Conakry, 27 juin 2025 – Dans une déclaration empreinte de gravité et de lucidité, Joachim Baba Millimouno, politologue et membre influent du Bureau Exécutif de l’Union des Forces Démocratiques de Guinée (UFDG), est sorti de son silence. Ex-coordinateur de la cellule de communication du parti, il dénonce l’absence de dialogue, les exclusions et les dérives internes, tout en appelant à un sursaut pour sauver l’idéal démocratique porté par l’UFDG.
« Il est des silences qui deviennent des trahisons », lance-t-il, citant les Écritures pour justifier sa prise de parole. Selon lui, le climat actuel au sein de l’UFDG est marqué par un verrouillage du débat, des exclusions arbitraires et un refus d’alternance, contraires à l’esprit démocratique qui a fondé le parti.
Depuis la publication du mémorandum signé le 4 avril dernier par plusieurs secrétaires fédéraux de la Haute Guinée et de la Guinée forestière, les tensions internes n’ont cessé de s’accentuer. Ce texte, qualifié de « fraternel » par ses initiateurs, a pourtant été perçu par la direction du parti comme un acte de défiance, entraînant des sanctions disciplinaires, dont la révocation de Joachim Baba Millimouno de son poste.
Pour ce dernier, il ne s’agit nullement d’un acte de rébellion, mais d’une main tendue et d’un appel au débat. « Je demeure membre de l’UFDG, par fidélité à notre combat, à notre histoire commune, et surtout au peuple guinéen qui garde espoir en nous », affirme-t-il.
Un leadership contesté
Joachim Baba Millimouno revient également sur l’histoire du parti et sur le choix stratégique, en 2007, de confier la présidence de l’UFDG à Cellou Dalein Diallo. Selon lui, cette décision, prise par le doyen Bah Mamadou malgré des réserves internes, portait l’espoir d’un renouveau. Mais dix-huit ans plus tard, cet espoir, estime-t-il, a été trahi par l’absence d’alternance et la personnalisation du pouvoir au sein du parti.
« Il est temps d’en finir avec la déification d’un homme, aussi charismatique soit-il », martèle-t-il, dénonçant un fonctionnement où le culte de la personnalité a pris le pas sur le débat d’idées et l’alternance générationnelle.
Un congrès sous tension
À quelques jours du congrès de l’UFDG, prévu le 6 juillet prochain, les critiques se multiplient. Joachim Baba Millimouno pointe du doigt des « irrégularités flagrantes » : refus d’appliquer une décision de justice, composition opaque des organes préparatoires, verrouillage du débat, exclusions ciblées…
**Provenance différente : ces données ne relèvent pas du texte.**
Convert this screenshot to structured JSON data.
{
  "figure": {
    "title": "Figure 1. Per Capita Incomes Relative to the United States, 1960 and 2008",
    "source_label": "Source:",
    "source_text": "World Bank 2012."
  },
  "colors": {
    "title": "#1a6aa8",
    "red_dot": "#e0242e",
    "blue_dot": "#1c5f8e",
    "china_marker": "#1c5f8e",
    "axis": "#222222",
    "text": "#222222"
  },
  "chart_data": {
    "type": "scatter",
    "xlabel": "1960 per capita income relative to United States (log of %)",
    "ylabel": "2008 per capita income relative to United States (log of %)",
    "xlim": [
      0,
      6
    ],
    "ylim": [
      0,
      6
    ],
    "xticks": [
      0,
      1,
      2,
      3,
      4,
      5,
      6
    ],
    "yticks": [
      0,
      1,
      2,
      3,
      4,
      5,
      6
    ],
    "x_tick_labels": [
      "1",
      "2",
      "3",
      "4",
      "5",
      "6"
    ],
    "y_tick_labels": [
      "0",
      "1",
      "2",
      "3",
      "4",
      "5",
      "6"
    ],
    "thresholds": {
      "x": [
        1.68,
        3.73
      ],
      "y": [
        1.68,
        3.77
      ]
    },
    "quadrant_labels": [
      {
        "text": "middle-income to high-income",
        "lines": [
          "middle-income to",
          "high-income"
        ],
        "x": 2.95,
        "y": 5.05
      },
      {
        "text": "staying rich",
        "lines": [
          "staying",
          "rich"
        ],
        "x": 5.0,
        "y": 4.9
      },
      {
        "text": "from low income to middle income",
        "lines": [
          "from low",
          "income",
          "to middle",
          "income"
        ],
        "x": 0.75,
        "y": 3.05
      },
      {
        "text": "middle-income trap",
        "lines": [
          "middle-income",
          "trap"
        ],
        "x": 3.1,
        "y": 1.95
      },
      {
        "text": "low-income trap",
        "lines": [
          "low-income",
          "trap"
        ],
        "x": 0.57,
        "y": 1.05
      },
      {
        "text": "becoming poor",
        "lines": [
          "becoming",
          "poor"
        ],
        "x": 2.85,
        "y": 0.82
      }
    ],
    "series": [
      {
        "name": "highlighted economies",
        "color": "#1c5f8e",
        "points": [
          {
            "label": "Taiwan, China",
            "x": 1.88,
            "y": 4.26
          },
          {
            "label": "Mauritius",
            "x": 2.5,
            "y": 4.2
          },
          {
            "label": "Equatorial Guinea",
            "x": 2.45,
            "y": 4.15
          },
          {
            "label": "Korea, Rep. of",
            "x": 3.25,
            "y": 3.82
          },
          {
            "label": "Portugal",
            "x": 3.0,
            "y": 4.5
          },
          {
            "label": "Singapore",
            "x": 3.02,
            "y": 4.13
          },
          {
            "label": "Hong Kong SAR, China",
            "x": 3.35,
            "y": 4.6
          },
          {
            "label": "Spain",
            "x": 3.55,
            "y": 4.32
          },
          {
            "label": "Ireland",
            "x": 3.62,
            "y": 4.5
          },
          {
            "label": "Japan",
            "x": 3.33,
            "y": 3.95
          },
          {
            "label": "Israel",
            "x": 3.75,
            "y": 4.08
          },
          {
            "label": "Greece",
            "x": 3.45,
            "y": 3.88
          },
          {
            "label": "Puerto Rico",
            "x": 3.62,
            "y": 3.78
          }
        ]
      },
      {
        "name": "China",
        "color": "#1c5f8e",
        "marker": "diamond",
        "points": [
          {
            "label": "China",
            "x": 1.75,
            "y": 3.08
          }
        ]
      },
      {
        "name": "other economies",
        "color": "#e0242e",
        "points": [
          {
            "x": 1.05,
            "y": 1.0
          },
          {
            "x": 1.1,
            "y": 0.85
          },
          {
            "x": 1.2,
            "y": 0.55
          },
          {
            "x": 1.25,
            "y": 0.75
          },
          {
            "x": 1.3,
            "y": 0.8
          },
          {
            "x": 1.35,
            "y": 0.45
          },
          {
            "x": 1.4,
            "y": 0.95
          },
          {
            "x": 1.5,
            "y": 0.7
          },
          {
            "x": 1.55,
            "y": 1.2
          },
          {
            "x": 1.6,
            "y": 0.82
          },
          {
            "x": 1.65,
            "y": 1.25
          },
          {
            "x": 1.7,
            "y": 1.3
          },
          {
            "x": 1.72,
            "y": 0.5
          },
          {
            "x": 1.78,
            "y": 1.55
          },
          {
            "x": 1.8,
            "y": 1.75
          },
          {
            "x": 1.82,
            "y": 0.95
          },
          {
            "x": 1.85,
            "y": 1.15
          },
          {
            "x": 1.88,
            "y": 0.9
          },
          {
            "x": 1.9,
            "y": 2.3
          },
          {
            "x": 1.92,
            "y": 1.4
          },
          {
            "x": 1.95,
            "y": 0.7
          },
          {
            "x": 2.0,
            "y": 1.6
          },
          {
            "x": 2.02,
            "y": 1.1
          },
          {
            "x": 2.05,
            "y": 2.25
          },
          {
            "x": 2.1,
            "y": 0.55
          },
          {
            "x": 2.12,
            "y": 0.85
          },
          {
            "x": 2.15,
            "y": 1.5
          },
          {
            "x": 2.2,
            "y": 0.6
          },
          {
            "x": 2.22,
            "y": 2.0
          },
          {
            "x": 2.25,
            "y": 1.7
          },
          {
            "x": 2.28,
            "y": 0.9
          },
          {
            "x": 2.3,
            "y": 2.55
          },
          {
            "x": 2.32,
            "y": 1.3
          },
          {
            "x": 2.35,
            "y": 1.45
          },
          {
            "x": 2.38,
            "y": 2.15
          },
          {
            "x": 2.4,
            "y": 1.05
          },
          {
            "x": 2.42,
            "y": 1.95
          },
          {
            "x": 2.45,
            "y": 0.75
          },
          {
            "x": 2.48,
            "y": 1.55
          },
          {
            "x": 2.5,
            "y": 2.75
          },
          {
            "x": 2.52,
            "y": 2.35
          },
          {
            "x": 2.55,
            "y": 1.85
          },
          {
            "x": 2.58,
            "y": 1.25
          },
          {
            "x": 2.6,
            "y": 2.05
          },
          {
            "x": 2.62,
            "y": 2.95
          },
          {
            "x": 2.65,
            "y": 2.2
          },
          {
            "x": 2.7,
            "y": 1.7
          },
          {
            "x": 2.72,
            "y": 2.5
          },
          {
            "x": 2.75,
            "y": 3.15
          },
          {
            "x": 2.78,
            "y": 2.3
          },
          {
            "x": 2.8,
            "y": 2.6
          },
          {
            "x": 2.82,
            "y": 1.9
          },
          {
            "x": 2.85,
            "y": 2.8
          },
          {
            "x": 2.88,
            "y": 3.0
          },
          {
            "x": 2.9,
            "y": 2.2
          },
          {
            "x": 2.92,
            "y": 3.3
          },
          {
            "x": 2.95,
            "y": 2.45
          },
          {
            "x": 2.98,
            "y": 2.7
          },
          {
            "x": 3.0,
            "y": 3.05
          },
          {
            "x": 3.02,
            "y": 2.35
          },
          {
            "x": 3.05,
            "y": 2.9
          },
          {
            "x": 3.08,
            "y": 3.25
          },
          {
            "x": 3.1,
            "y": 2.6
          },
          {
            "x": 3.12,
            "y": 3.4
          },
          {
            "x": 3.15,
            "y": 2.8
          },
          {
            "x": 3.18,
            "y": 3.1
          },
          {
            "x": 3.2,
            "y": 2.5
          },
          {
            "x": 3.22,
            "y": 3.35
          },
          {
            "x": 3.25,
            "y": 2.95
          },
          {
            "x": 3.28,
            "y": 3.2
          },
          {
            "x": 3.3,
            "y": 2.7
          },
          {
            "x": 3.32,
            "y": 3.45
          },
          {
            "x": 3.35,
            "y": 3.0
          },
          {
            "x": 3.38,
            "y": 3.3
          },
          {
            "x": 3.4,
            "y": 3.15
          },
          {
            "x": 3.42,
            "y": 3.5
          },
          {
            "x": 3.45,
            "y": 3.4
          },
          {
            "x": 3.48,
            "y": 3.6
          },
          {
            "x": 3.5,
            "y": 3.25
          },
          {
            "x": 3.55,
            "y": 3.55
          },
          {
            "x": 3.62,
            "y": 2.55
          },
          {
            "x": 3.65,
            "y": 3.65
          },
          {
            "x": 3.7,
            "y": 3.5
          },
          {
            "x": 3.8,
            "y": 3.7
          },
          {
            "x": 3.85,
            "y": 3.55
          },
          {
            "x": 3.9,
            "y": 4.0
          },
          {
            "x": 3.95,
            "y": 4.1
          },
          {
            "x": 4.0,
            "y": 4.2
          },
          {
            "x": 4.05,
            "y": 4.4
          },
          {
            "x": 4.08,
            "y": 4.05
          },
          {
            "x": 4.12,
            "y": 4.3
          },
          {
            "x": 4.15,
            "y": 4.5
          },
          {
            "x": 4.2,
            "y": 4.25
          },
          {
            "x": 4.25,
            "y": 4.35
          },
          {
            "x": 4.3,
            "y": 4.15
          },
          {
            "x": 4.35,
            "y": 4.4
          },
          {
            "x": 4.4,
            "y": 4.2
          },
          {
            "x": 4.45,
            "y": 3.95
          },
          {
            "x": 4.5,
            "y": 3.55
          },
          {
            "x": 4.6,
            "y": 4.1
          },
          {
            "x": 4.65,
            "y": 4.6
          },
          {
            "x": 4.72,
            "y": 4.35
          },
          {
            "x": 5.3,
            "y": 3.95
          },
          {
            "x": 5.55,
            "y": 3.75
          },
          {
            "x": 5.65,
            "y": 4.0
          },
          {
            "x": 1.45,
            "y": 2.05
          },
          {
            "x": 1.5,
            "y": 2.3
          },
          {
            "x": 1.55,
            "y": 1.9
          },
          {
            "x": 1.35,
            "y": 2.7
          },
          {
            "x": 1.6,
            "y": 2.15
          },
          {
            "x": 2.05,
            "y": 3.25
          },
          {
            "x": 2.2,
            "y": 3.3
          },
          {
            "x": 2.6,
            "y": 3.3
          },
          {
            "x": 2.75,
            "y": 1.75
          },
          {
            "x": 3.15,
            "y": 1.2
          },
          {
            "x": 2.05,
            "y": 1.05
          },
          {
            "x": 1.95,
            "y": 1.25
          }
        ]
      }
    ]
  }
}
Il invite les militants et responsables à « exiger le respect scrupuleux des textes du parti » et à faire de ce congrès un rendez-vous démocratique, inclusif et transparent.
Cohérence et crédibilité
Faisant le lien entre la situation interne du parti et l’actualité nationale, il estime que l’UFDG ne peut pas légitimement dénoncer les dérives des autorités s’il ne sait pas garantir lui-même la démocratie en son sein. L’exemple récent du non-enrôlement de Cellou Dalein Diallo à Abidjan, le 25 juin, présenté par certains comme une manœuvre d’exclusion orchestrée par la transition, soulève selon lui un problème de cohérence. « Comment dénoncer l’injustice si nous l’exerçons en interne ? Comment exiger de l’État ce que nous ne savons pas garantir dans notre propre maison ? », questionne-t-il.
Soutien au CNRD et appel à l’apaisement
Joachim Baba Millimouno assume par ailleurs son engagement auprès du CNRD, non par renoncement à ses convictions d’opposant, mais par sens des responsabilités citoyennes. « Travailler avec les autorités de la transition, ce n’est pas trahir l’opposition, c’est répondre à l’appel du réel », explique-t-il.
Face aux crispations internes et aux divisions, il en appelle à la fin des logiques de haine et de confrontation stérile, plaidant pour une réforme profonde du parti et une refondation démocratique à la hauteur des aspirations du peuple guinéen.
« La patrie avant le parti », conclut-il, soulignant que seule une UFDG réformée, ouverte et fidèle à ses valeurs démocratiques peut prétendre être un acteur crédible de la construction d’une Guinée nouvelle.